Deswegen kann man auch nicht alles, was im transatlantischen Verhältnis unrund läuft, der Regierung Trump anlasten. Auch dessen Vorgänger hatte die Trittbrettfahrer-Mentalität der Europäer gerügt und sie ermahnt, mehr für ihre Vereidigung zu tun, er war aber auf taube Ohren gestoßen. Seit Trump andere Saiten aufgezogen hat, werden Nato-Ausgabenziele viel ernster genommen. Es ist auch nicht so, dass die Amerikaner Europa links liegenlassen. An der Münchner Sicherheitskonferenz nahmen so viele Kongressmitglieder teil wie nie zuvor. Die Bekenntnisse zur atlantischen Allianz waren nicht weniger nachdrücklich. Was sich allerdings geändert hat, sind Ton, Stil und Methoden, mit denen die Regierung Trump ihre Ansichten durchzusetzen sucht. Der alte Sicherheitspatron kennt keine Nachsicht mehr.
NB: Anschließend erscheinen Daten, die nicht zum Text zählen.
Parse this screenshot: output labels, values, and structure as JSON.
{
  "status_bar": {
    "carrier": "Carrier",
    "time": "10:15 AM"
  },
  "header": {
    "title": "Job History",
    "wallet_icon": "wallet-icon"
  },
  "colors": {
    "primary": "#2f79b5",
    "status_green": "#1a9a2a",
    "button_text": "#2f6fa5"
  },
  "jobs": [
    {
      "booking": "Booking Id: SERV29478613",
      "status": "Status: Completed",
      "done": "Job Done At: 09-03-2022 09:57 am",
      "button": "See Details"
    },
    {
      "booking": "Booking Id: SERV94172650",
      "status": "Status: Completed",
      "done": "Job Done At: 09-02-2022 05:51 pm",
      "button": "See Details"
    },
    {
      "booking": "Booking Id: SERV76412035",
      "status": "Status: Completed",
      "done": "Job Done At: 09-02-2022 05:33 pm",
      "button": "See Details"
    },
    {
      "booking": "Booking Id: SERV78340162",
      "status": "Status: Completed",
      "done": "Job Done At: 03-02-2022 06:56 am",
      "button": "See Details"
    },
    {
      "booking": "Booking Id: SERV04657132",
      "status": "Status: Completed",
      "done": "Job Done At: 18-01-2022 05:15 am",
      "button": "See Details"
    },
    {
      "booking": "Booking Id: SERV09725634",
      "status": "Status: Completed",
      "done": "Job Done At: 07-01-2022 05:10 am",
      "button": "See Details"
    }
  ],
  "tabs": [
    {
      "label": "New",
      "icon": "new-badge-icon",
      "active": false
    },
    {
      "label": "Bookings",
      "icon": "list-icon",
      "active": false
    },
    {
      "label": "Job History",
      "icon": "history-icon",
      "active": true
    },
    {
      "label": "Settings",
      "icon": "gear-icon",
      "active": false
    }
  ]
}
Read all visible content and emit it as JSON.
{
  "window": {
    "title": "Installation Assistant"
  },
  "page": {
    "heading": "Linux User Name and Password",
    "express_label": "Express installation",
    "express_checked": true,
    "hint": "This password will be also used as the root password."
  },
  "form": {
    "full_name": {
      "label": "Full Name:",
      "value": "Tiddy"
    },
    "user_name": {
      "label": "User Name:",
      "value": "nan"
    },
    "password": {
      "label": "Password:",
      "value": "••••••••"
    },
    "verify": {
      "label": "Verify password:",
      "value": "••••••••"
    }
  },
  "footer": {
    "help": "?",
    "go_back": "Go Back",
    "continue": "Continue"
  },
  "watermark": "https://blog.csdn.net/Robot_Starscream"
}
Deshalb werden Deutschland und seine europäischen Partner, ob in der Nato oder in der EU, künftig viel mehr Gewicht in die Waagschale werfen müssen, nicht um einem unberechenbaren Präsidenten zu gefallen, sondern um das transatlantische Verhältnis auf stabilem Grund zu halten.
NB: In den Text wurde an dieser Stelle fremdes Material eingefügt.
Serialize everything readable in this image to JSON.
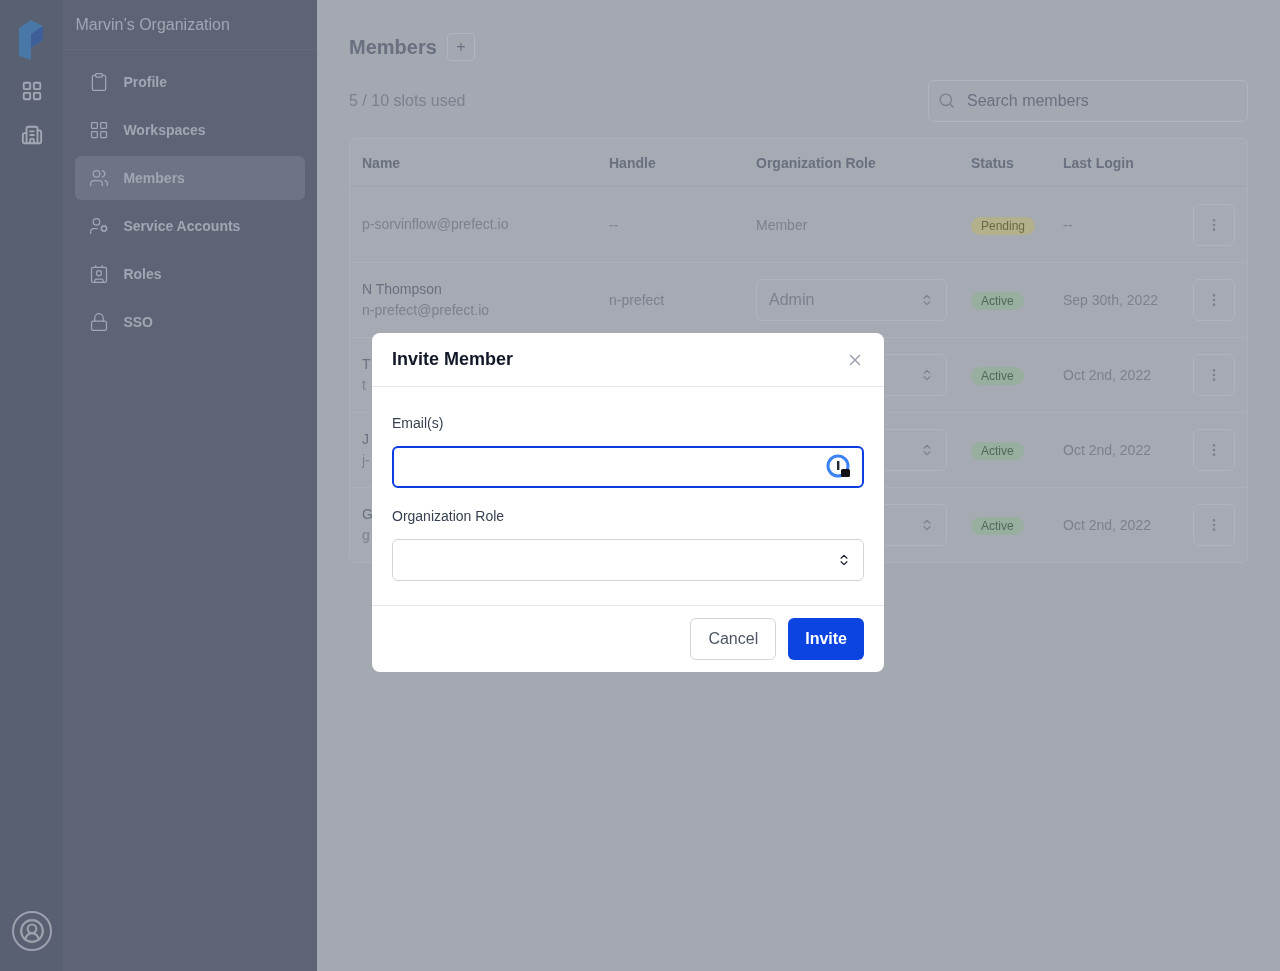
{
  "sidebar": {
    "organization": "Marvin’s Organization",
    "items": [
      {
        "label": "Profile",
        "selected": false
      },
      {
        "label": "Workspaces",
        "selected": false
      },
      {
        "label": "Members",
        "selected": true
      },
      {
        "label": "Service Accounts",
        "selected": false
      },
      {
        "label": "Roles",
        "selected": false
      },
      {
        "label": "SSO",
        "selected": false
      }
    ]
  },
  "page": {
    "title": "Members",
    "add_button": "+",
    "slots": "5 / 10 slots used",
    "search": {
      "placeholder": "Search members"
    }
  },
  "table": {
    "columns": [
      "Name",
      "Handle",
      "Organization Role",
      "Status",
      "Last Login"
    ],
    "rows": [
      {
        "name": "p-sorvinflow@prefect.io",
        "handle": "--",
        "role": {
          "kind": "text",
          "value": "Member"
        },
        "status": {
          "label": "Pending",
          "kind": "pending"
        },
        "last_login": "--"
      },
      {
        "name": "N Thompson",
        "email": "n-prefect@prefect.io",
        "handle": "n-prefect",
        "role": {
          "kind": "select",
          "value": "Admin"
        },
        "status": {
          "label": "Active",
          "kind": "active"
        },
        "last_login": "Sep 30th, 2022"
      },
      {
        "name": "T",
        "email": "t",
        "role": {
          "kind": "select"
        },
        "status": {
          "label": "Active",
          "kind": "active"
        },
        "last_login": "Oct 2nd, 2022"
      },
      {
        "name": "J",
        "email": "j-",
        "role": {
          "kind": "select"
        },
        "status": {
          "label": "Active",
          "kind": "active"
        },
        "last_login": "Oct 2nd, 2022"
      },
      {
        "name": "G",
        "email": "g",
        "role": {
          "kind": "select"
        },
        "status": {
          "label": "Active",
          "kind": "active"
        },
        "last_login": "Oct 2nd, 2022"
      }
    ]
  },
  "dialog": {
    "title": "Invite Member",
    "fields": [
      {
        "label": "Email(s)",
        "kind": "text",
        "focused": true
      },
      {
        "label": "Organization Role",
        "kind": "select",
        "focused": false
      }
    ],
    "buttons": [
      {
        "label": "Cancel",
        "kind": "secondary"
      },
      {
        "label": "Invite",
        "kind": "primary"
      }
    ]
  }
}
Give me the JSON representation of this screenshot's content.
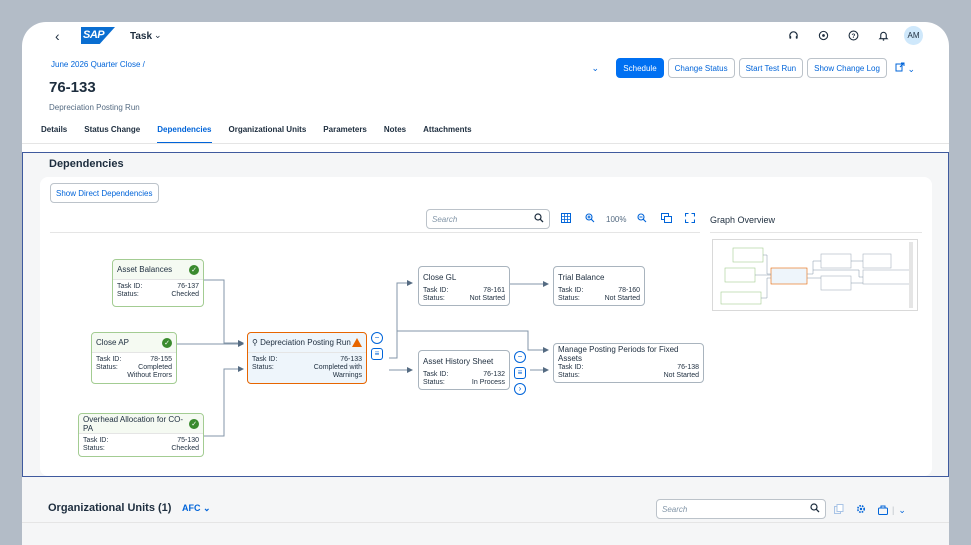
{
  "shell": {
    "back_icon": "‹",
    "logo": "SAP",
    "app_title": "Task",
    "app_menu_icon": "chevron-down",
    "icons": [
      "headset-icon",
      "support-icon",
      "help-icon",
      "bell-icon"
    ],
    "avatar": "AM"
  },
  "header": {
    "breadcrumb": "June 2026 Quarter Close /",
    "title": "76-133",
    "subtitle": "Depreciation Posting Run",
    "actions": {
      "schedule": "Schedule",
      "change_status": "Change Status",
      "start_test_run": "Start Test Run",
      "show_change_log": "Show Change Log"
    }
  },
  "tabs": [
    "Details",
    "Status Change",
    "Dependencies",
    "Organizational Units",
    "Parameters",
    "Notes",
    "Attachments"
  ],
  "active_tab": "Dependencies",
  "dependencies": {
    "title": "Dependencies",
    "show_direct_button": "Show Direct Dependencies",
    "search_placeholder": "Search",
    "zoom": "100%",
    "overview_title": "Graph Overview",
    "nodes": {
      "asset_balances": {
        "title": "Asset Balances",
        "task_id_label": "Task ID:",
        "task_id": "76-137",
        "status_label": "Status:",
        "status": "Checked"
      },
      "close_ap": {
        "title": "Close AP",
        "task_id_label": "Task ID:",
        "task_id": "78-155",
        "status_label": "Status:",
        "status_1": "Completed",
        "status_2": "Without Errors"
      },
      "overhead": {
        "title": "Overhead Allocation for CO-PA",
        "task_id_label": "Task ID:",
        "task_id": "75-130",
        "status_label": "Status:",
        "status": "Checked"
      },
      "depreciation": {
        "title": "Depreciation Posting Run",
        "task_id_label": "Task ID:",
        "task_id": "76-133",
        "status_label": "Status:",
        "status_1": "Completed with",
        "status_2": "Warnings"
      },
      "close_gl": {
        "title": "Close GL",
        "task_id_label": "Task ID:",
        "task_id": "78-161",
        "status_label": "Status:",
        "status": "Not Started"
      },
      "trial_balance": {
        "title": "Trial Balance",
        "task_id_label": "Task ID:",
        "task_id": "78-160",
        "status_label": "Status:",
        "status": "Not Started"
      },
      "asset_history": {
        "title": "Asset History Sheet",
        "task_id_label": "Task ID:",
        "task_id": "76-132",
        "status_label": "Status:",
        "status": "In Process"
      },
      "manage_periods": {
        "title": "Manage Posting Periods for Fixed Assets",
        "task_id_label": "Task ID:",
        "task_id": "76-138",
        "status_label": "Status:",
        "status": "Not Started"
      }
    }
  },
  "org_units": {
    "title": "Organizational Units (1)",
    "selector": "AFC",
    "search_placeholder": "Search"
  },
  "colors": {
    "brand_blue": "#0070f2",
    "link_blue": "#0064d9",
    "success_green": "#3a8a2e",
    "warning_orange": "#e76500"
  }
}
Es ist ja keine neue Erkenntnis: Alles, was „Europa“ militärisch stärkt, dient der Verbindung über den Atlantik. Viel zu lange hatte die Erkenntnis keine politischen und somit auch finanziellen Konsequenzen. Das muss anders werden. Es muss auch deshalb anders werden, weil davon die Relevanz des „Westens“ wesentlich abhängt. Der Aufstieg autoritärer Mächte und das forsche Auftreten illiberaler Regime legen den Schluss nahe, dass die Welt weniger westlich geworden ist. Dass der Westen selbst weniger westlich wird (und für autoritäre Tendenzen empfänglicher), liegt nicht unbedingt am wirtschaftlichen Erfolg des kommunistischen Chinas. Wenn Länder, die sich dem Westen zugehörig fühlen und sich zur Idee des Westens bekennen, ihre Kräfte bündeln, wenn sie Selbstbehauptungswillen, Handlungsfähigkeit und Innovationskraft ins Spiel bringen, dann muss sie das Gerede vom Niedergang nicht schrecken.
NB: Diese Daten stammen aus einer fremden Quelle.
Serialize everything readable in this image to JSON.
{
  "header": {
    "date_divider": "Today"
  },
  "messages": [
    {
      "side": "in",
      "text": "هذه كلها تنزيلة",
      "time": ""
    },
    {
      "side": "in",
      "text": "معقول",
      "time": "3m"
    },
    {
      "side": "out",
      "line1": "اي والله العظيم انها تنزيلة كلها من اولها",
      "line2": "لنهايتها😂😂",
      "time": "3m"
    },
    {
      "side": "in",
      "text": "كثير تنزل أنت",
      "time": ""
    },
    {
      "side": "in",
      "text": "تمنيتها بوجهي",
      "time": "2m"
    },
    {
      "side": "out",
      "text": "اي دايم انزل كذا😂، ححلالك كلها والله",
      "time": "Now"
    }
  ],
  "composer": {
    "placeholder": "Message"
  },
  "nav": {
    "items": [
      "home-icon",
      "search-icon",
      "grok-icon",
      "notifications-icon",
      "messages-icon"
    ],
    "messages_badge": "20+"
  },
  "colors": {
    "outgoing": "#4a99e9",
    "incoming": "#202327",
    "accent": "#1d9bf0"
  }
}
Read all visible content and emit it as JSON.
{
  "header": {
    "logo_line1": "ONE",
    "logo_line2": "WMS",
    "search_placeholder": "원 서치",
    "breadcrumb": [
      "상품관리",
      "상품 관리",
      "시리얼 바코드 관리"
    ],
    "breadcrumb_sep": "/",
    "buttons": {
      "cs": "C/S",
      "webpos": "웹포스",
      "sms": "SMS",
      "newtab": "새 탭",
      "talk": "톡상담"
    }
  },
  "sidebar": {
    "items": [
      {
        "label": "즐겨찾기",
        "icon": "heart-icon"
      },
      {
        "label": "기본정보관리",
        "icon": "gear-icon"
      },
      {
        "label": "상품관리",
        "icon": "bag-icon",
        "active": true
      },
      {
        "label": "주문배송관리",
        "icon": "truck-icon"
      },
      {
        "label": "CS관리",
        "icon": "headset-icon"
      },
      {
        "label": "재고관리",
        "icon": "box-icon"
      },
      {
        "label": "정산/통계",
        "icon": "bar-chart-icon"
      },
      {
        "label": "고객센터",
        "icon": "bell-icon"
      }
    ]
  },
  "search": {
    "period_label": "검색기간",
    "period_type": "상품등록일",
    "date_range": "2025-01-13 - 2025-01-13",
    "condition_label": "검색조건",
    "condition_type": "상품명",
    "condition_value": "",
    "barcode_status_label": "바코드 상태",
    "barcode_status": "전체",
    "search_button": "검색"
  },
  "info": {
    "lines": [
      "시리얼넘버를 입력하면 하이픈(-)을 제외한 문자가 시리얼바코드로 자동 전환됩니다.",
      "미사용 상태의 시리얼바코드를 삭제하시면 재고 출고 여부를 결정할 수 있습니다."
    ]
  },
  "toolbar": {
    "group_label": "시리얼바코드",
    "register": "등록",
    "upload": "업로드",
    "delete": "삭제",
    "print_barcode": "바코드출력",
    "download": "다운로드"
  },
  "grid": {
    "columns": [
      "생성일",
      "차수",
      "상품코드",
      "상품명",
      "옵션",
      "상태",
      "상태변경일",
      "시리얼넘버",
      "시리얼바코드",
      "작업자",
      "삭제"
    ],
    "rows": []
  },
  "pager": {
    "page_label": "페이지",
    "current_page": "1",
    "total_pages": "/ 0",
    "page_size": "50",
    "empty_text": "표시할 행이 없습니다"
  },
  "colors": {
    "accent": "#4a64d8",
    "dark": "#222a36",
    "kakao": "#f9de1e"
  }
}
Doch jeder muss dazu seinen Beitrag leisten, auch Deutschland. Bundespräsident Steinmeier hat in München emphatisch dazu aufgerufen, dass Deutschland sich viel stärker in und für „Europa“ engagiert. Wie oft haben die Leute schon den Refrain gehört, Deutschland müsse/wolle/werde mehr Verantwortung übernehmen? Vermutlich bis zum Überdruss. Frankreichs Präsident Macron ist nicht der Einzige, der ungeduldig wird; seine Vorschläge und Vorstöße sind viel zu oft in Berlin ins Leere gelaufen. Auch das muss sich ändern, einfach deshalb, weil Europa nicht durch schöne Worte und großes Pathos im Wettbewerb der großen Mächte bestehen wird.
Die Deutschen sollten sich nicht überschätzen, aber schon erkennen: Zusammenhalt und Stärke der EU, Robustheit der transatlantischen Beziehung und damit Resilienz des „Westens“ hängen zu einem guten Stück auch von ihnen ab. In der Mitte Europas darf kein ängstliches Herz schlagen.
Klaus-Dieter Frankenberger ist Mitglied der politischen Redaktion der F.A.Z. und verantwortlich für Außenpolitik.